Capital Raising: The sharing economy clearly impacts this sector of the Financial Services, with “crowdfunding” and P2P platforms emerging. The new platforms assumingly contains (highly) automated Front-Middle-Back office procedures, but the usage of AI for platforms like Seedrs, Crowdcube and Syndicateroom are not so explicit and visible to the end user. Incumbent banks are adopting these new capital sourcing channels as well. Nordea and Spb1 both have/are planning to launch their own crowdfunding platforms.
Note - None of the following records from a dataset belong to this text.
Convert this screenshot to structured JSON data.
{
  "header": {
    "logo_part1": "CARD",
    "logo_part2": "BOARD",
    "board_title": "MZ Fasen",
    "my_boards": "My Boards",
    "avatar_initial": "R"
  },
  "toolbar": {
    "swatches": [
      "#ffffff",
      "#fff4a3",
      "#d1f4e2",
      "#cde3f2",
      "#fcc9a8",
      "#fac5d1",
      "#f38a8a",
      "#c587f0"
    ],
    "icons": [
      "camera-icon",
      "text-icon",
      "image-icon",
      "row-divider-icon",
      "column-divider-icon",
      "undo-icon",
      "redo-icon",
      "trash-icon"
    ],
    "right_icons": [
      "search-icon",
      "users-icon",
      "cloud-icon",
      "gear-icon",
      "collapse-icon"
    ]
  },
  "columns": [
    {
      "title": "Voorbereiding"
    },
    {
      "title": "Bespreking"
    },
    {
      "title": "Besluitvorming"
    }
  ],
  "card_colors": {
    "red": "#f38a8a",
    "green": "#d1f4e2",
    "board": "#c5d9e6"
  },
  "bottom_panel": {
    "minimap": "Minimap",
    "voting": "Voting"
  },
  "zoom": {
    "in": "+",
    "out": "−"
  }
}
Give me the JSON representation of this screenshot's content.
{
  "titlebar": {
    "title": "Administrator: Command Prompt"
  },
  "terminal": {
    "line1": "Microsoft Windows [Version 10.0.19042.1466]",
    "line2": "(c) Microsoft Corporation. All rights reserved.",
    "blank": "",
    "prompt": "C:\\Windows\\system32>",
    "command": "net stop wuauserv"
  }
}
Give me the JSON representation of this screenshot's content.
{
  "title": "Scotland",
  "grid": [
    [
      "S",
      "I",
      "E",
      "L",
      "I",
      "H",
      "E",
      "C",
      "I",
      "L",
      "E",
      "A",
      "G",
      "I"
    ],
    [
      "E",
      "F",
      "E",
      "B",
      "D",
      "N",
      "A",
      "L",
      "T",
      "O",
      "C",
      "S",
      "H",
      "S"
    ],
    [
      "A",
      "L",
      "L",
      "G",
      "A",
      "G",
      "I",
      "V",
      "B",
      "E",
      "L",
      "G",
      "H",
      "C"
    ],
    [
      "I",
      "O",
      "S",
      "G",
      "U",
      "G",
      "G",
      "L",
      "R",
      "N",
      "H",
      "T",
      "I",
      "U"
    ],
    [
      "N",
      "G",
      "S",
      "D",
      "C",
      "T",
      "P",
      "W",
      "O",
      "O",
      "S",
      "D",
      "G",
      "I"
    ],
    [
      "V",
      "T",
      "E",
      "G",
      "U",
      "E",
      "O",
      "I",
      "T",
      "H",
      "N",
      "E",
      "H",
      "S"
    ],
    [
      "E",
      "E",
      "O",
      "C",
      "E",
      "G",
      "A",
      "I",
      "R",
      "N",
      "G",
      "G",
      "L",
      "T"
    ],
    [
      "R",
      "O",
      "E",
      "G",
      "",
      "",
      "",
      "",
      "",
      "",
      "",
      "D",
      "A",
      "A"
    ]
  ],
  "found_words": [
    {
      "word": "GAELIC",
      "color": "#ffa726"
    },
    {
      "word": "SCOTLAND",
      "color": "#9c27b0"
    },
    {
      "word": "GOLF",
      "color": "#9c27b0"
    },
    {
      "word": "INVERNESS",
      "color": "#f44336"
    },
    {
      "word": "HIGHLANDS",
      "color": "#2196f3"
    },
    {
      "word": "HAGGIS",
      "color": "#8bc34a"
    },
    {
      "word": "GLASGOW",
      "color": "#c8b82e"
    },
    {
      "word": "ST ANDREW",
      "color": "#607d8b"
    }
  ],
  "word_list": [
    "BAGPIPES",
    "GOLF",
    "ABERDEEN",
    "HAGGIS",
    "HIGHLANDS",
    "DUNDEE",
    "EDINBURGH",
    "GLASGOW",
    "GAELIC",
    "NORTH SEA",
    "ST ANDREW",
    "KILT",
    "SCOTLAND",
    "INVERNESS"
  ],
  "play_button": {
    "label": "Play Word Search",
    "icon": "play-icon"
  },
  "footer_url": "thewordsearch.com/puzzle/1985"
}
Investment Management: This is perhaps the area within Financial Services where application of AI and Robotics have come farthest. Betterment and wealthfront applies tools for automated investments in assets adapted to your risk profile/personal preferences and future goals. Norwegian “startup” Fronteer Solutions hopes to achieve a premium (“smart beta”) in index fund management through crunching big numbers and applying artificial intelligence, searching for undervalued companies.
“Most of us can easily foresee that AI will become more and more widespread within the Banking area”
What about the future of AI and Robotics within the Financial Services?
Most of us can easily foresee that AI will become more and more widespread within the Banking area; taking on more tasks, as well as becoming capable of handling more and more complex and “decision making” tasks. (Remember “Viv” from earlier?). Resulting from this (automation), Citigroup predicts a possible 30% reduction in the global Financial Services workforce by 2025.
How about the ecosystem for Financial Services, will it change? Well, there is little doubt that the threat of new entrants (telecom, e-commerce, etc.) into Banking services is increasing for incumbent banks. A more intense rivalry between new and old Financial Services suppliers opens the door for getting the upper hand by applying the “right” AI, and perhaps becoming the “preferred” catalyst between end users’ smartphone/wearable, and the supplier of the Banking Service? Smart phone Apps, along with web sites once the disruptor of physical bank branches, now about to be disrupted themselves…., by ChatBots and other enablers for Conversational Commerce that could be determinant for what Financial Services by which vendor that the end user will buy.
Biggest 4 messenger apps (WhatsApp, FB Messenger, WeChat, Viber) have now more users than biggest 4 social media. Perhaps is a glimpse of the future Financial Services ecosystem a ChatBot in combination with a messenger app similar to Chinese Alipay offerings: Mobile payment, wealth management, loans, insurance and savings account.